Advertising for their award-winning company?
"People flipping through magazines are looking for product, not a videographer," DeGrazia says. "We go to parties and events (because) it's hard for us to not talk about what we do."
"We got into this for two reasons," says Kullman. "First, we want to control our own destiny. Second, we're both very creative and extremely passionate about what we do."
It's important to Kullman and DeGrazia that content comes from them, not higher up the structure that hires them.
Creative freedom is a mantra for entrepreneurs like Kullman and DeGrazia. Creative as they may be, however, the business still must grow.

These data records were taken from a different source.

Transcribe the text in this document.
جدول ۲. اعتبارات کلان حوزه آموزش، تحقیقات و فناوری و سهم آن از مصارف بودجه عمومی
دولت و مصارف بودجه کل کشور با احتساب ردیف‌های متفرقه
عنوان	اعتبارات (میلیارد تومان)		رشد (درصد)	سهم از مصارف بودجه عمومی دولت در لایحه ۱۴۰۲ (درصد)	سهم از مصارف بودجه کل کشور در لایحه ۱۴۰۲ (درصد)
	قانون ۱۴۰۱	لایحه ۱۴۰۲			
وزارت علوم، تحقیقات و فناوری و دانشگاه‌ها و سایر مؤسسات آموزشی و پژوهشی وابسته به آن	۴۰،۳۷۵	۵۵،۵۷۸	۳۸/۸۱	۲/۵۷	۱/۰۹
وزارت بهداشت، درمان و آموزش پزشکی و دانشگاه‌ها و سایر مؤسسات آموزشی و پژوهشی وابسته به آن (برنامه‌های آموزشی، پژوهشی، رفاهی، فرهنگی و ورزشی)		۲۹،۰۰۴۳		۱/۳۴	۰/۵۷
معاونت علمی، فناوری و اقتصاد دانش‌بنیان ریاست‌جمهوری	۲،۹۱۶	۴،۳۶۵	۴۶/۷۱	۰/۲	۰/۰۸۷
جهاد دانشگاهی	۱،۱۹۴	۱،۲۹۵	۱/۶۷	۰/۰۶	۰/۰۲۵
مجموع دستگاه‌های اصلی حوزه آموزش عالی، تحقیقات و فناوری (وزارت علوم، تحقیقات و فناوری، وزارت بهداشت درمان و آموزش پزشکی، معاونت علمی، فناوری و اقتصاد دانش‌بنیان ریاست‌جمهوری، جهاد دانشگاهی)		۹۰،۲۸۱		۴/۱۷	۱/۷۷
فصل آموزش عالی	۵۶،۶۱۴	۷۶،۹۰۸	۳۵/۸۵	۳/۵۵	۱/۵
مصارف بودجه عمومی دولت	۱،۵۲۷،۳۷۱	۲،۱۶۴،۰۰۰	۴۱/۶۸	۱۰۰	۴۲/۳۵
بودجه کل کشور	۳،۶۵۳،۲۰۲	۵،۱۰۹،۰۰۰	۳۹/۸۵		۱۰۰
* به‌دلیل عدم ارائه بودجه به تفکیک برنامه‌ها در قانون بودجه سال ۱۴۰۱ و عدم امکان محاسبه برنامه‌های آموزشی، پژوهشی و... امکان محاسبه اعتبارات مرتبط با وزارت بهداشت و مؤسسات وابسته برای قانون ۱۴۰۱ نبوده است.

Partly to combat an anticipated slowdown in business but partly because of the freedom to choose that being their own bosses gives them, DeGrazia and Kullman expect to be "more involved with nonprofits this year. They need marketing more than ever."
The entrepreneurial freedom to point Bitter Jester wherever they want it to go comes with a price tag, as other business owners know.
"There's lots of personal sacrifice," Kullman says. "Our friends are buying condos and nice cars. We've put those things off. We're building a foundation."
"Not many of our friends are entrepreneurs," continues DeGrazia. "They're 9-5ers" with regular schedules and free weekends.